The error is: Traceback (most recent call last):

  File "main.py", line 49, in <module>
    print(tabulate(surv_age, headers='keys', tablefmt='psql'))
  File "/usr/local/lib/python2.7/dist-packages/tabulate.py", line 1109, in tabulate
    tabular_data, headers, showindex=showindex)
  File "/usr/local/lib/python2.7/dist-packages/tabulate.py", line 741, in _normalize_tabular_data
    rows = [list(row) for row in vals]
TypeError: 'numpy.float64' object is not iterable

Line 49 is the print(tabulate(.. line from the code.

How do I iterate float64 values of data so that I can pretty print in tabulate? If its not possible in tabulate, please suggest an alternative way of pretty printing that can do so. Here is the sample of what tabulate can do :

+----+---------------+------------+----------+-----------------------------------------------------+--------+-------+---------+---------+------------------+---------+---------+------------+
|    |   PassengerId |   Survived |   Pclass | Name                                                | Sex    |   Age |   SibSp |   Parch | Ticket           |    Fare | Cabin   | Embarked   |
|----+---------------+------------+----------+-----------------------------------------------------+--------+-------+---------+---------+------------------+---------+---------+------------|
|  0 |             1 |          0 |        3 | Braund, Mr.
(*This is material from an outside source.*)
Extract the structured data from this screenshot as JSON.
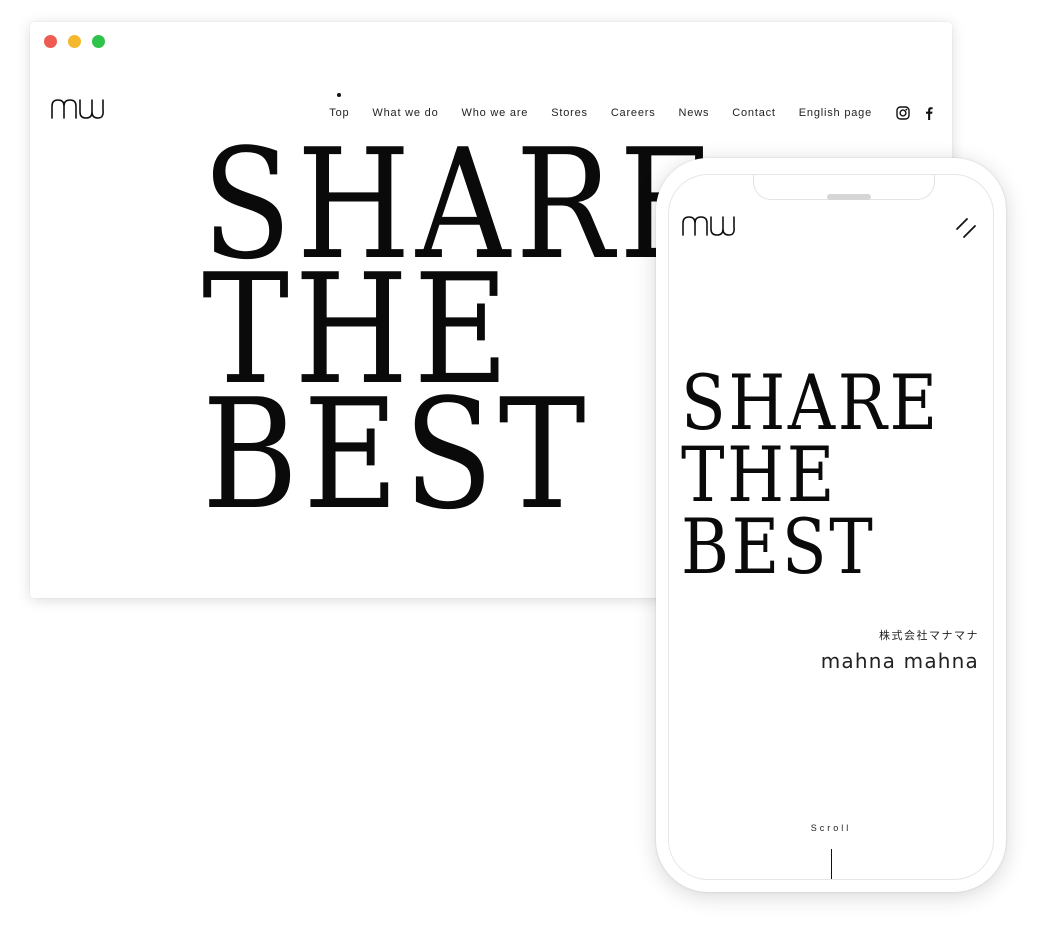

Owen Harris                             | male   |    22 |       1 |       0 | A/5 21171        |  7.25   | nan     | S          |
|  1 |             2 |          1 |        1 | Cumings, Mrs. John Bradley (Florence Briggs Thayer) | female |    38 |       1 |       0 | PC 17599         | 71.2833 | C85     | C          |
|  2 |             3 |          1 |        3 | Heikkinen, Miss. Laina                              | female |    26 |       0 |       0 | STON/O2. 3101282 |  7.925  | nan     | S          |
|  3 |             4 |          1 |        1 | Futrelle, Mrs. Jacques Heath (Lily May Peel)        | female |    35 |       1 |       0 | 113803           | 53.1    | C123    | S          |
|  4 |             5 |          0 |        3 | Allen, Mr. William Henry                            | male   |    35 |       0 |       0 | 373450           |  8.05   | nan     | S          |
+----+---------------+------------+----------+-----------------------------------------------------+--------+-------+---------+---------+------------------+---------+---------+------------+
1

There are 1 answers

7
martianwars On BEST ANSWER

Quoting from the tabulate documentation,

The following tabular data types are supported:

  • list of lists or another iterable of iterables
  • list or another iterable of dicts (keys as columns)
  • dict of iterables (keys as columns)
  • two-dimensional NumPy array
  • NumPy record arrays (names as columns)
  • pandas.DataFrame

Your variable surv_age is a 1-D numpy array of shape (342,). You will need to re-shape into a 2-D numpy array. You can do this easily using numpy.reshape,

surv_age = np.reshape(surv_age, (-1, 1))

You can also do this using np.expand_dims like this,

surv_age = np.expand_dims(surv_age, axis=1)